SÖZLÜ KÜLTÜR-YAZILI KÜLTÜR (Gonca Gökalp Alpaslan)
SÖZLÜ KÜLTÜR
- Ritüelin bir parçasıdır, ondan kaynaklanır.
- Önce sözlü kültür doğmuştur.
- Doğaldır.
- Sözlüdür.
- Yazarı yoktur, anonimdir.
- Metinsizdir.
- Ağızdan ağıza aktarılır, sözlü ezbere dayalıdır.
- Değişebilir, çeşitlenebilir, sürekli akış ve dolaşım halindedir.
- Toplumsal belleğe dayalıdır.
- İki eyleyeni vardır: İcracı ve dinleyici
- İcracı ve dinleyici arasında canlı iletişim vardır.

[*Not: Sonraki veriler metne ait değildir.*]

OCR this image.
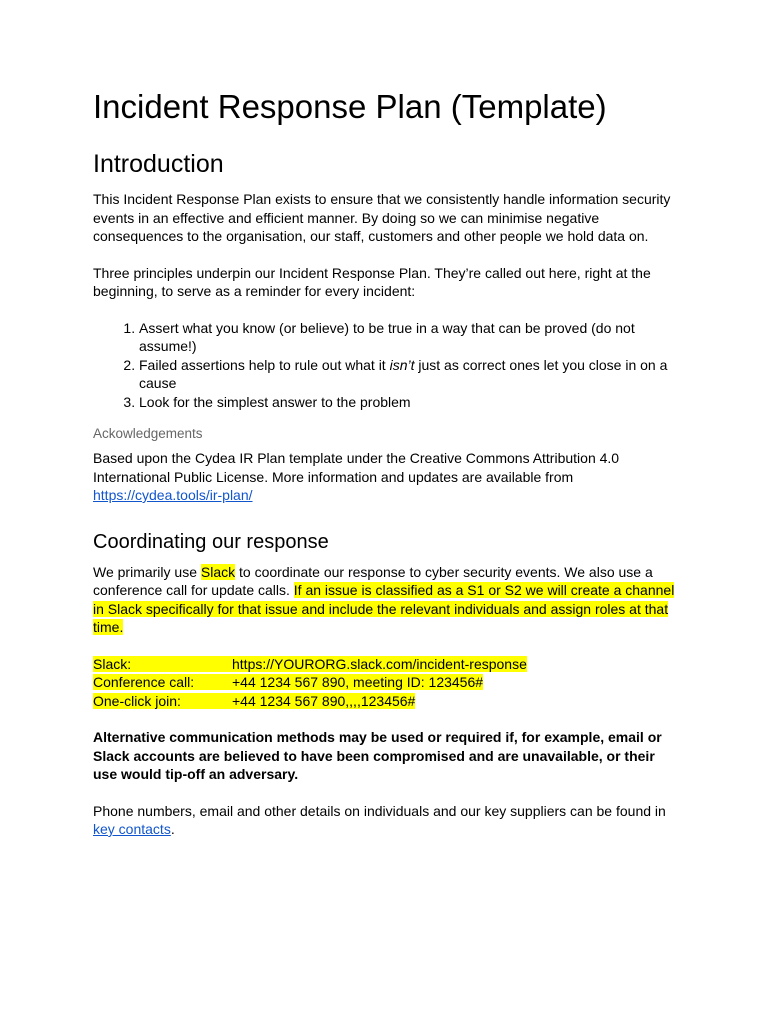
Incident Response Plan (Template)
Introduction

This Incident Response Plan exists to ensure that we consistently handle information security events in an effective and efficient manner. By doing so we can minimise negative consequences to the organisation, our staff, customers and other people we hold data on.

Three principles underpin our Incident Response Plan. They’re called out here, right at the beginning, to serve as a reminder for every incident:

1. Assert what you know (or believe) to be true in a way that can be proved (do not assume!)
2. Failed assertions help to rule out what it isn’t just as correct ones let you close in on a cause
3. Look for the simplest answer to the problem
Ackowledgements

Based upon the Cydea IR Plan template under the Creative Commons Attribution 4.0 International Public License. More information and updates are available from
https://cydea.tools/ir-plan/

Coordinating our response

We primarily use Slack to coordinate our response to cyber security events. We also use a conference call for update calls. If an issue is classified as a S1 or S2 we will create a channel in Slack specifically for that issue and include the relevant individuals and assign roles at that time.

Slack:	https://YOURORG.slack.com/incident-response
Conference call:	+44 1234 567 890, meeting ID: 123456#
One-click join:	+44 1234 567 890,,,,123456#

Alternative communication methods may be used or required if, for example, email or Slack accounts are believed to have been compromised and are unavailable, or their use would tip-off an adversary.

Phone numbers, email and other details on individuals and our key suppliers can be found in
key contacts.
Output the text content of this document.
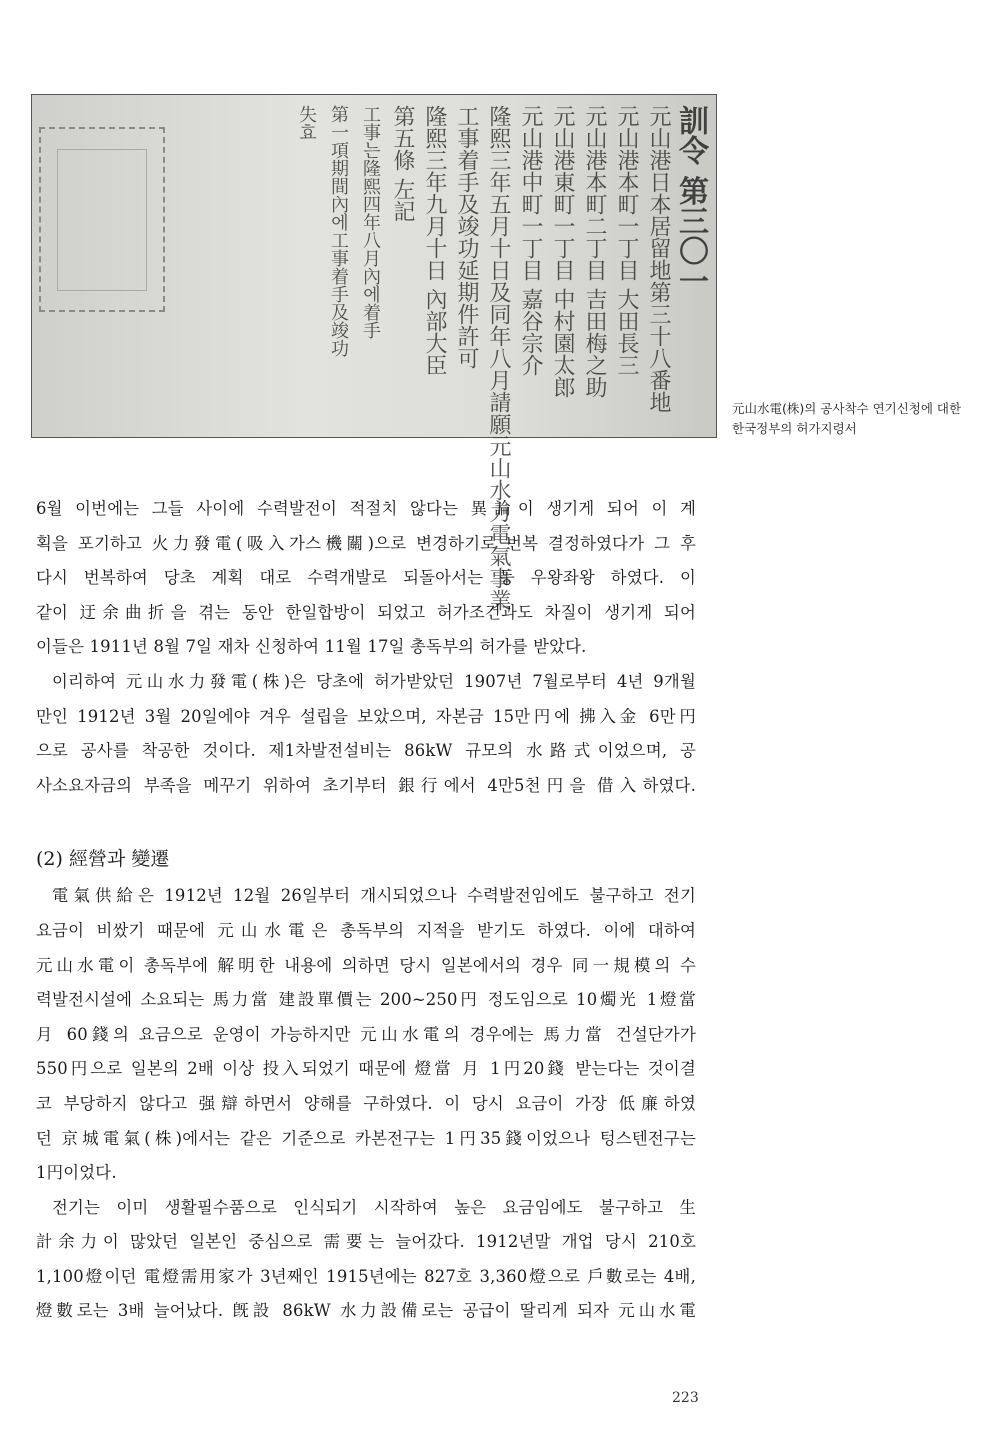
訓令 第三〇一
元山港日本居留地第三十八番地
元山港本町一丁目 大田長三
元山港本町二丁目 吉田梅之助
元山港東町一丁目 中村園太郎
元山港中町一丁目 嘉谷宗介
隆熙三年五月十日及同年八月請願元山水力電氣事業
工事着手及竣功延期件許可
隆熙三年九月十日 內部大臣
第五條 左記
工事는隆熙四年八月內에着手
第一項期間內에工事着手及竣功
失효
元山水電(株)의 공사착수 연기신청에 대한
한국정부의 허가지령서
6월 이번에는 그들 사이에 수력발전이 적절치 않다는 異論이 생기게 되어 이 계
획을 포기하고 火力發電(吸入가스機關)으로 변경하기로 번복 결정하였다가 그 후
다시 번복하여 당초 계획 대로 수력개발로 되돌아서는 등 우왕좌왕 하였다. 이
같이 迂余曲折을 겪는 동안 한일합방이 되었고 허가조건과도 차질이 생기게 되어
이들은 1911년 8월 7일 재차 신청하여 11월 17일 총독부의 허가를 받았다.
이리하여 元山水力發電(株)은 당초에 허가받았던 1907년 7월로부터 4년 9개월
만인 1912년 3월 20일에야 겨우 설립을 보았으며, 자본금 15만円에 拂入金 6만円
으로 공사를 착공한 것이다. 제1차발전설비는 86kW 규모의 水路式이었으며, 공
사소요자금의 부족을 메꾸기 위하여 초기부터 銀行에서 4만5천円을 借入하였다.
(2) 經營과 變遷
電氣供給은 1912년 12월 26일부터 개시되었으나 수력발전임에도 불구하고 전기
요금이 비쌌기 때문에 元山水電은 총독부의 지적을 받기도 하였다. 이에 대하여
元山水電이 총독부에 解明한 내용에 의하면 당시 일본에서의 경우 同一規模의 수
력발전시설에 소요되는 馬力當 建設單價는 200~250円 정도임으로 10燭光 1燈當
月 60錢의 요금으로 운영이 가능하지만 元山水電의 경우에는 馬力當 건설단가가
550円으로 일본의 2배 이상 投入되었기 때문에 燈當 月 1円20錢 받는다는 것이결
코 부당하지 않다고 强辯하면서 양해를 구하였다. 이 당시 요금이 가장 低廉하였
던 京城電氣(株)에서는 같은 기준으로 카본전구는 1円35錢이었으나 텅스텐전구는
1円이었다.
전기는 이미 생활필수품으로 인식되기 시작하여 높은 요금임에도 불구하고 生
計余力이 많았던 일본인 중심으로 需要는 늘어갔다. 1912년말 개업 당시 210호
1,100燈이던 電燈需用家가 3년째인 1915년에는 827호 3,360燈으로 戶數로는 4배,
燈數로는 3배 늘어났다. 旣設 86kW 水力設備로는 공급이 딸리게 되자 元山水電
223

- Dinleyicinin duygusal olarak olayla ve kahramanla özdeşleşmesi (mimesis) esastır: hazzı yaratan budur.
- Üreten yalnız değildir.
- Eleştirme, yeniden okuma vs. gibi amaçlarla anlatının başına geri dönmek mümkün değildir.
- Sese dayalıdır.
- Beden dili devreye girer.
- Bireyleri bireyleştiricidir; toplumsaldır.
- Kişileri daha az içine kapalı, dış dünyayla ve topluma açık kılar.
- Kalıplıdır.
- Tekrar ve ritm esastır.
- Somut duruma bağlıdır.
- Çözümleme, irdeleme yoktur.
YAZILI KÜLTÜR
- Sözlü kültürden sonra doğmuştur.
- Yapaydır; yazı bir teknolojidir.
- Yazılıdır.
- Belirli bir yazarı vardır.
- Metne bağlıdır.
- Yazı yoluyle aktarılır.
- Okuru değişebilirse de metin değişmez.
- Bireysel belleğe dayalıdır.
- İki eyleyeni vardır: yazar ve okur.
- Yazar ve okur arasında varsayılmış (kurgulanmış) bir iletişim vardır.
- Özdeşleşme kırılır.
- Üreten yalnızdır.
- Anlatının istenen bölümüne istenilen sıktıkta ve yoğunlukta geri dönülebilir.
- Göze dayalıdır.
- Kişileri bireyleştiricidir; içseldir.
- Kişiyi kendi iç dünyasına döndürür.
- Kalıpları yoktur; daha çeşitli ve esnektir.
- Soyuttur.
- Çözümeleme ve irdeleme vardır.
Gonca Gökalp Alpaslan
(XIX. Yüzyıl Yazılı Anlatılarında Sözlü Kültür Etkileri, Kültür Bakanlığı Yayınları, 2002)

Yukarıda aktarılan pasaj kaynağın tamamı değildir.